Psikolog ve Yaşam Koçu Amanda Crowell, her insanın günlük yaşantısında karşılaştığı problemlerden birini ele almış ve buna “Defensive Failure” yani savunma başarısızlığı ismini vermiştir. Crowell bu durumu, yapmak istenilenlere karşı beynin engel olması olarak açıklamıştır. Yani bir şeyi yapmak istediğimizde beynimiz bunu engellemektedir.
Crowell, bu durumu kendi yaşantısı ile fark ediyor. Daha sağlıklı beslenmek, gün içerisinde egzersiz yapmak ve cildine iyi bakmak isteyen başarılı Psikolog, her ne kadar bunu istese de amacına ulaşamıyor ve kendi yaşamı içerisinde yaş aldıkça bu tür şeylerden nefret ettiğini fark ediyor. Bu isteksizliğin ve nefretin 34 yıl sürdüğünü dile getiriyor.
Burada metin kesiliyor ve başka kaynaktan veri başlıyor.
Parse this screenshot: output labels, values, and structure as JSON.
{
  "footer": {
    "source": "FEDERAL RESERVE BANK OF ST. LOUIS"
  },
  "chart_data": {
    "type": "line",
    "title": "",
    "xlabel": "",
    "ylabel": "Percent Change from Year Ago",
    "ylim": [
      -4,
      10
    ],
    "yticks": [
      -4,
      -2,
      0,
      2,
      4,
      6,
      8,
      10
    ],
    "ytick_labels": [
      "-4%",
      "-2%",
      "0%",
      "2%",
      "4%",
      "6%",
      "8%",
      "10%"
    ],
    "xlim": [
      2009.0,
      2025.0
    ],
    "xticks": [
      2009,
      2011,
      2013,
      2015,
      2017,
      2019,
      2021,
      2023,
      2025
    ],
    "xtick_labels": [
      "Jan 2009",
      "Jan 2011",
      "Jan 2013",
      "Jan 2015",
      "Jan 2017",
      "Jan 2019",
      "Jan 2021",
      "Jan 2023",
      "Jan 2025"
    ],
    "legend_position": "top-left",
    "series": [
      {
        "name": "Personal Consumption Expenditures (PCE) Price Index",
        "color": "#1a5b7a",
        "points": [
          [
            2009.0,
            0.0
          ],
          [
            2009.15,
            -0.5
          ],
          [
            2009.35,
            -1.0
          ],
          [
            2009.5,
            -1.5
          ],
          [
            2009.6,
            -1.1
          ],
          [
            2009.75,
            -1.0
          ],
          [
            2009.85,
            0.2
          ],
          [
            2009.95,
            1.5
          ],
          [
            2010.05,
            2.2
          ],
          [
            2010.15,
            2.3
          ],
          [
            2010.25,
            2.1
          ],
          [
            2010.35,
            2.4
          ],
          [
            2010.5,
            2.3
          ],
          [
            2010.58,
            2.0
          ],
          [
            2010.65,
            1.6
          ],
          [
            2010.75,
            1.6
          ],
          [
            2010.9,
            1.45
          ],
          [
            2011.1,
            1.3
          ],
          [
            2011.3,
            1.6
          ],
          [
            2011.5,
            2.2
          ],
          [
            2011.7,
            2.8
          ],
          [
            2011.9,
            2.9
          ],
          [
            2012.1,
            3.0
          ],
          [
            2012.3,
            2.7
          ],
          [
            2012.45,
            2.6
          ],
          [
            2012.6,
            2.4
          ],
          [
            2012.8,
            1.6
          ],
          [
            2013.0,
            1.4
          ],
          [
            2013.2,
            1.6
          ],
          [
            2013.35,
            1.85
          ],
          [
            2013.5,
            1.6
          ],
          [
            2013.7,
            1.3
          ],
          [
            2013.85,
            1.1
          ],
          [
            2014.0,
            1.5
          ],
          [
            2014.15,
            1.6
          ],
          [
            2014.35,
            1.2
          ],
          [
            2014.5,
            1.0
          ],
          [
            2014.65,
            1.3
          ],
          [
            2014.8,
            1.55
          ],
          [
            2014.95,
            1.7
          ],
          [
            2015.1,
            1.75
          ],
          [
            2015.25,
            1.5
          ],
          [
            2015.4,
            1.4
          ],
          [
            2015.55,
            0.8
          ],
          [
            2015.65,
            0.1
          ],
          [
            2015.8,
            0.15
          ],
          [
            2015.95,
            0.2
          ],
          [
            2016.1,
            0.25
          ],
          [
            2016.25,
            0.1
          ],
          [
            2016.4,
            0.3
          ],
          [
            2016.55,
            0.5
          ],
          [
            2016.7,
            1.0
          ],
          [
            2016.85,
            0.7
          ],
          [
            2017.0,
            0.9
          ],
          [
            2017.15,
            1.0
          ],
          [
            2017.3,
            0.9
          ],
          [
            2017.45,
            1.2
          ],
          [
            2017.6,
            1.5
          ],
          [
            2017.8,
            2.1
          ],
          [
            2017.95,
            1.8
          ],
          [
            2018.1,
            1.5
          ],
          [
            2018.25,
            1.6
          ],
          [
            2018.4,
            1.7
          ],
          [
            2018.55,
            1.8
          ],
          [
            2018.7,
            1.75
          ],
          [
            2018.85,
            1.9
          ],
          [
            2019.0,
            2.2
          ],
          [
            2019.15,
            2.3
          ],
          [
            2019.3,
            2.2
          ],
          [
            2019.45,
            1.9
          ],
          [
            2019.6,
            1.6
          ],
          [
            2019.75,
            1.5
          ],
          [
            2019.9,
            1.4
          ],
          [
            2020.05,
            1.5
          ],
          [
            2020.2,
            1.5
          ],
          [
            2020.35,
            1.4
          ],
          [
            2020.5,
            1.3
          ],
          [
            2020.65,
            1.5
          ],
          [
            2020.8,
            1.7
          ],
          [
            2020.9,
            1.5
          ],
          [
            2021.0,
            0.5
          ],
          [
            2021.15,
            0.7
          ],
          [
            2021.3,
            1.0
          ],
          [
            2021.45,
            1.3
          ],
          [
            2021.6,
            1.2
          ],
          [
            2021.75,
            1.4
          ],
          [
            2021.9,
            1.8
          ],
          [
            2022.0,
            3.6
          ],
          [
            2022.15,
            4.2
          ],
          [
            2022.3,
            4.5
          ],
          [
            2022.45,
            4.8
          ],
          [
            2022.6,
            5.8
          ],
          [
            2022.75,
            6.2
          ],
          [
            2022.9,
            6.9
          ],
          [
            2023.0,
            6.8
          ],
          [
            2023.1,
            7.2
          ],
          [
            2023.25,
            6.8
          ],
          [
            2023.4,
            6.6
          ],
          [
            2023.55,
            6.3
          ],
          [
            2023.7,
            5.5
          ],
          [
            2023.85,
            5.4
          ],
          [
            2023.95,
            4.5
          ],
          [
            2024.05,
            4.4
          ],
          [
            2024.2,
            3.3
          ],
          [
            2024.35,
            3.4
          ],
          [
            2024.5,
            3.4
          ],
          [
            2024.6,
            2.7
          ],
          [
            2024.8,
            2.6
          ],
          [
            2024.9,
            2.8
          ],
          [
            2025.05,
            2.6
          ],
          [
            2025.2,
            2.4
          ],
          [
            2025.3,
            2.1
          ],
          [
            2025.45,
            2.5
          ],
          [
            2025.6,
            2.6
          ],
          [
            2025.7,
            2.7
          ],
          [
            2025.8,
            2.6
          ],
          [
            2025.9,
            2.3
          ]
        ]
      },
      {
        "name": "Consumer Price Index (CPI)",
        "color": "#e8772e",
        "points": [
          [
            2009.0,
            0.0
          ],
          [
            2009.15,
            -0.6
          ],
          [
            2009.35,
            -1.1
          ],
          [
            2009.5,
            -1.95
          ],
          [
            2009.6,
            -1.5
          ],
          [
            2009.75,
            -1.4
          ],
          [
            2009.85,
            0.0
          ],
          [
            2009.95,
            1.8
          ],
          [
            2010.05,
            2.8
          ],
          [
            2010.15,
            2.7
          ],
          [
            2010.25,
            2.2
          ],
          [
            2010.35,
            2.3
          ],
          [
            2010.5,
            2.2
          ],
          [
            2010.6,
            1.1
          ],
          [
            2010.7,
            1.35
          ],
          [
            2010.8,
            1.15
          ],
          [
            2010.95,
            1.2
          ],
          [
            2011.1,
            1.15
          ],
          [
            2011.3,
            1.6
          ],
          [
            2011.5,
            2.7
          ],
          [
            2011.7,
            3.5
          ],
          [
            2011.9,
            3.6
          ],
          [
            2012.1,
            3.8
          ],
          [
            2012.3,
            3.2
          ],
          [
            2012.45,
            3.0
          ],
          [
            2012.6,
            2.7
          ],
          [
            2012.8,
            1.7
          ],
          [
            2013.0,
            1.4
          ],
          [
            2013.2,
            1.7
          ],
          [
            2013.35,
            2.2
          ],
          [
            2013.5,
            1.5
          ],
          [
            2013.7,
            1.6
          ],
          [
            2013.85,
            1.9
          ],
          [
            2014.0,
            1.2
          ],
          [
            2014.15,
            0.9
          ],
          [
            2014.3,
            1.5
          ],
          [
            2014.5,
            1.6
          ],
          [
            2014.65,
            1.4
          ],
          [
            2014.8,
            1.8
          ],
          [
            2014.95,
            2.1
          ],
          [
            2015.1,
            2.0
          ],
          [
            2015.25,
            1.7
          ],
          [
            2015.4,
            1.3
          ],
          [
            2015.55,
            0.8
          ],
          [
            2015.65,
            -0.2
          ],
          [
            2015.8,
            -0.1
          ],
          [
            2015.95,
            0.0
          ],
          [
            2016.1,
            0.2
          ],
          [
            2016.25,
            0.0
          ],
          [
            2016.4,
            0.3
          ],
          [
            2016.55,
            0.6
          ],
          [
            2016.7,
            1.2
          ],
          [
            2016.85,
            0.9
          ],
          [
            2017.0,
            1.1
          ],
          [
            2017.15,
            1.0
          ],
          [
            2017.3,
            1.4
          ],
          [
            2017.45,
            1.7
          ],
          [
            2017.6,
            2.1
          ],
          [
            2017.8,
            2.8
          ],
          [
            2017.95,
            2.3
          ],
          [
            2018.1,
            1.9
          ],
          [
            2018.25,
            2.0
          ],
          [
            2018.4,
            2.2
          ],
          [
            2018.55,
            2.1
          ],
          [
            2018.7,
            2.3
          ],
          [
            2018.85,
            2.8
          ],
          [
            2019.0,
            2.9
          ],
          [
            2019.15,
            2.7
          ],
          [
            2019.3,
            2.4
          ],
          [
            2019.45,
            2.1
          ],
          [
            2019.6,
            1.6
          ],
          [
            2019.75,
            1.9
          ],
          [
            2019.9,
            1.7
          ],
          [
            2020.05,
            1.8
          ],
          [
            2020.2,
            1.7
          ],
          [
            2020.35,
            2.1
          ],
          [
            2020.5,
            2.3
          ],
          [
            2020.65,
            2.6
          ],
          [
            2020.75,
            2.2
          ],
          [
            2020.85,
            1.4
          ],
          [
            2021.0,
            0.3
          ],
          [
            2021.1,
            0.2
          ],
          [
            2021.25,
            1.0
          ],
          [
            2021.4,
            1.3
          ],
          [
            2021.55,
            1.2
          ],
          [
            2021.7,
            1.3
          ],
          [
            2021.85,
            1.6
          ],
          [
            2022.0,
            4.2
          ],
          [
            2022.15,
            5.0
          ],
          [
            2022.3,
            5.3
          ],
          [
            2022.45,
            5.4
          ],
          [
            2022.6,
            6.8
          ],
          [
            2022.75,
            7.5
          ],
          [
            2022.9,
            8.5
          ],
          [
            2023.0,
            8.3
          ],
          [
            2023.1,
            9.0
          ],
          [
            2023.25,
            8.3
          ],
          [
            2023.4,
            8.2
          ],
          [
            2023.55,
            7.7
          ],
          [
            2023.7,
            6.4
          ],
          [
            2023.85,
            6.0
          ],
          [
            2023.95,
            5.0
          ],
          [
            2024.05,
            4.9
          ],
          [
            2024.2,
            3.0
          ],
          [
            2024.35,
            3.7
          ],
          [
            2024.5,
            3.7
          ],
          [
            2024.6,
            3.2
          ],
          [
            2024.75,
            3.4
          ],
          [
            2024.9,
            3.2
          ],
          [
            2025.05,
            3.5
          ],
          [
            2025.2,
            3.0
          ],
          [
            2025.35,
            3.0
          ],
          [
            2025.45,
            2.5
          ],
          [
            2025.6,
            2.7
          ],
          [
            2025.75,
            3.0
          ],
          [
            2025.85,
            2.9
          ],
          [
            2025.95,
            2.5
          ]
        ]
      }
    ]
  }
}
Bir gün kendisine şu soruyu soruyor, “Neden spor yapmak istemiyorum ve sürekli bundan vazgeçiyorum?”. Bu soru karşısında cevap üretebilmek için Crowell üç yıllık bir araştırma yapıyor. Bu araştırmanın sonucunda da savunma başarısızlığı teorisini keşfediyor. İnsanların bir şeyi elde etmek isterken kendisini istemeden sınırlandırdığını fark eden psikolog, bu duruma sebebiyet veren 3 adet zihinsel engel olduğunu saptıyor.
Engel 1: Bunu Yapabileceğimi Sanmıyorum
Hedefinize ulaşmak isterken kendinize inanıyor fakat bunu yapacak gayreti ya da yeteneği kendinizde görmüyorsanız, zihniniz size engel koyar. Bu durumda ister istemez düşüncelere “başarısızlık” hakim olmaya başlar. Önemli olan başarı elde etmek değil, başarıya giden bir yolu denemektir. Çaba sarf etmek, her şeyin ilk adımıdır. Crowell bu durumu şöyle açıklar:
“Bu hatalar hiç denememeniz gerektiğinin kanıtı değiller. Onlar öğrenme fırsatlarıdır, çünkü başarının merkezinde yetenek olmadığını biliyorsun; bu, başarıları üreten zaman içindeki gösterdiğin en büyük çabadır. Bir dahaki sefere kendinizi azalıyor gibi hissettiğinizde, kendinize şunu söyleyin: Bu beni hedefime daha çok yaklaştırıyor. ”
Engel 2: Benim Gibiler Bu Konularda İyi Değil
Bir çoğumuz kendimizi keşfetmek isterken, kendimizi kaybediyoruz. Nereden geldiğimizi, hangi yolda olduğumuzu, amacımızı ya da kim olmak istediğimizi unutuyor veya yeni bir kimlik belirleme çabasına girerek kendimizi hiç olmadığımız biri gibi lanse ediyoruz. Oluşturduğumuz kimlik, yeni bir anlamı ifade etmesine rağmen, kendi yolumuzdan şaşmamıza neden olabilmektedir.
Bu durumda karar mekanizmamız yavaşlamakta ya da bu durumu bir tehdit olarak algılayan beyin bizlere engel koymaktadır. Crowell bu konuda da şöyle diyor; “Kendimi tanıtmak ve hizmetlerimi satmak beni çok kamçılıyordu ve bunun beni gerçekten saldırgan bir hale getirdiğini hissettim.”
Engel 3: Zorunda Olmak ama Yapmak İstememek
Bazen bazı şeyleri fazlasıyla elde etmek isteriz. Bunun için fazlasıyla efor sarf eder, zaman harcar ve kendimizi motive etmeye çalışırız. Fakat bu durum zaman içerisinde bir takıntı haline gelebilir ve uzun vadede alışkanlık kazandıracağından “zorundalık” hissini uyandırabilmektedir. Bu durumda hayallerin peşinden değil, zorunluluk hissedilen fikirlerin peşinden gidilir. Bu da söz konusu savunma başarısızlığı olduğunda en yaygın karşılaşılan zihinsel engel olarak yer alır.
Yalnızca kendi hayallerinizden peşinden gitmelisiniz. Kalbiniz ve mantığınız aynı anda hareket etmeli ve karar almalıdır. Hayallerinizi bir kağıda yazmayı öneriyor Crowell ve şunu ekliyor; “Dışarı çıkmak veya pes etmek istediğiniz an geldiğinde, o kağıdı okumalısınız”.